Environmental risks, ranging from natural to human-induced hazards, present growing threats to communities at different spatial and temporal scales. Effective and timely risk assessment and management has become part of the comprehensive approach to ensuring sustainable functions of modern civilization.

Remote sensing and GIS are geospatial information technologies that allow rapid data and information collection, integration and processing from various sources and formulating possible comprehensive strategies and even solutions to complex environmental problems. In particular, GIS and remote sensing together offer the capabilities of communicating analytical data from bio-physical and socio-economic areas into geographic-referenced images, maps and reports to decision-makers more effectively and timely.
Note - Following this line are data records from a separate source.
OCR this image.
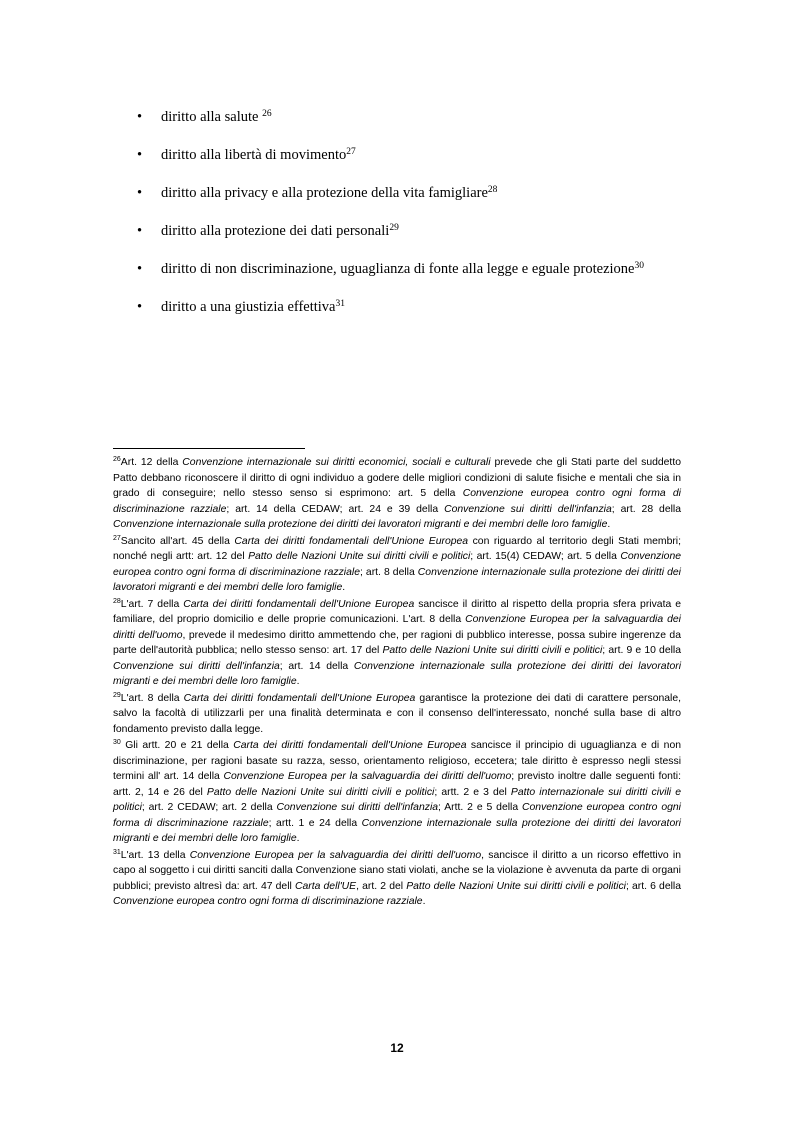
• diritto alla salute $^{26}$
• diritto alla libertà di movimento$^{27}$
• diritto alla privacy e alla protezione della vita famigliare$^{28}$
• diritto alla protezione dei dati personali$^{29}$
• diritto di non discriminazione, uguaglianza di fonte alla legge e eguale protezione$^{30}$
• diritto a una giustizia effettiva$^{31}$
$^{26}$Art. 12 della Convenzione internazionale sui diritti economici, sociali e culturali prevede che gli Stati parte del suddetto Patto debbano riconoscere il diritto di ogni individuo a godere delle migliori condizioni di salute fisiche e mentali che sia in grado di conseguire; nello stesso senso si esprimono: art. 5 della Convenzione europea contro ogni forma di discriminazione razziale; art. 14 della CEDAW; art. 24 e 39 della Convenzione sui diritti dell'infanzia; art. 28 della Convenzione internazionale sulla protezione dei diritti dei lavoratori migranti e dei membri delle loro famiglie.
$^{27}$Sancito all'art. 45 della Carta dei diritti fondamentali dell'Unione Europea con riguardo al territorio degli Stati membri; nonché negli artt: art. 12 del Patto delle Nazioni Unite sui diritti civili e politici; art. 15(4) CEDAW; art. 5 della Convenzione europea contro ogni forma di discriminazione razziale; art. 8 della Convenzione internazionale sulla protezione dei diritti dei lavoratori migranti e dei membri delle loro famiglie.
$^{28}$L'art. 7 della Carta dei diritti fondamentali dell'Unione Europea sancisce il diritto al rispetto della propria sfera privata e familiare, del proprio domicilio e delle proprie comunicazioni. L'art. 8 della Convenzione Europea per la salvaguardia dei diritti dell'uomo, prevede il medesimo diritto ammettendo che, per ragioni di pubblico interesse, possa subire ingerenze da parte dell'autorità pubblica; nello stesso senso: art. 17 del Patto delle Nazioni Unite sui diritti civili e politici; art. 9 e 10 della Convenzione sui diritti dell'infanzia; art. 14 della Convenzione internazionale sulla protezione dei diritti dei lavoratori migranti e dei membri delle loro famiglie.
$^{29}$L'art. 8 della Carta dei diritti fondamentali dell'Unione Europea garantisce la protezione dei dati di carattere personale, salvo la facoltà di utilizzarli per una finalità determinata e con il consenso dell'interessato, nonché sulla base di altro fondamento previsto dalla legge.
$^{30}$ Gli artt. 20 e 21 della Carta dei diritti fondamentali dell'Unione Europea sancisce il principio di uguaglianza e di non discriminazione, per ragioni basate su razza, sesso, orientamento religioso, eccetera; tale diritto è espresso negli stessi termini all' art. 14 della Convenzione Europea per la salvaguardia dei diritti dell'uomo; previsto inoltre dalle seguenti fonti: artt. 2, 14 e 26 del Patto delle Nazioni Unite sui diritti civili e politici; artt. 2 e 3 del Patto internazionale sui diritti civili e politici; art. 2 CEDAW; art. 2 della Convenzione sui diritti dell'infanzia; Artt. 2 e 5 della Convenzione europea contro ogni forma di discriminazione razziale; artt. 1 e 24 della Convenzione internazionale sulla protezione dei diritti dei lavoratori migranti e dei membri delle loro famiglie.
$^{31}$L'art. 13 della Convenzione Europea per la salvaguardia dei diritti dell'uomo, sancisce il diritto a un ricorso effettivo in capo al soggetto i cui diritti sanciti dalla Convenzione siano stati violati, anche se la violazione è avvenuta da parte di organi pubblici; previsto altresì da: art. 47 dell Carta dell'UE, art. 2 del Patto delle Nazioni Unite sui diritti civili e politici; art. 6 della Convenzione europea contro ogni forma di discriminazione razziale.
12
Environmental professionals have increasingly utilized remote sensing and GIS to study human activities and the environment (Chen et al., 2003; Turner, 2003; Brown et al., 2012; Kokaly et al., 2013). Multi-spectral and multi-resolution sensors on different platforms have become our “eyes” in space, providing constant and consistent environmental surveillance. In the mean time, GIS has provided us with the extended processing “brain” power to store, analyze, and display unprecedented vast amount of complex data and information. The technological marriage of remote sensing and GIS created a powerhouse that allows remotely sensed data to be directly fed into GIS for integrated analysis and visualization. Satellite remote sensing provides a systematic and synoptic knowledge base about the earth’s complex geophysical phenomena (Trallie et al., 2005). A GIS integrated approach can be used for the risk management of natural hazards (Chen et al., 2003; Levin & Heimowitz, 2012)

Key Terms in this Chapter

Risk Management: The responding practices to better mitigate hazards or recover from any associated adversary impact. Typically, effective risk management includes pre-disaster mitigation planning by means of insurance, land use regulation, and technology; rapid and effective emergency responses during the emergency; post-disaster recovery and rebuilding management; and increased public awareness education.
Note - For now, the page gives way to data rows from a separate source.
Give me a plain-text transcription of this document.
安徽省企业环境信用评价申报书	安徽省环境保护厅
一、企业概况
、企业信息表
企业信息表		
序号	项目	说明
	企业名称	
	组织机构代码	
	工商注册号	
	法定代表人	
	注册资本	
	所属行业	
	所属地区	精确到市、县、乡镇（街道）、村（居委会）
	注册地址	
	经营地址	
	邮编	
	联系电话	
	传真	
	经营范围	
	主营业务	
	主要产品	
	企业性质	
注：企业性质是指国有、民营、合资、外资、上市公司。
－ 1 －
GIS: A digital-based data storage, data manipulation and analysis, and visualization system and science, consisting of hardware, software, and organization structure. The modern GIS began in the 1960s, and it has evolved into a maturing science discipline. GIS was an acronym for Geographic Information Systems, but was first used to represent Geographic Information Science in 1992 by Michael F. Goodchild.

Remote Sensing: The technology of obtaining, analyzing, and displaying the information about an object or a phenomenon through remote detection of its reflected and emitted electromagnetic energy. The term “remote sensing” was first used in the United States in the 1950s by Ms. Evelyn Pruitt of the U.S. Office of Naval Research.

Human Environment: The complete continuum of matter and conditions that surround human and human society. The state of the earth’s environment dictates the existence, safety and health conditions of human and is affected by the interactions between human and the natural environment.

Risk and Vulnerability: Risk is the possibility for human to suffer the loss and/or injury (physical, social, economic, property) from hazards. Vulnerability is an area’s susceptibility to damage and degradation. Risk and vulnerability: often there are risks there are vulnerabilities, or vice versa.

Risk Assessment: A process to identify hazard types, their intensities/magnitudes, occurring probabilities, and the associated consequences of impact.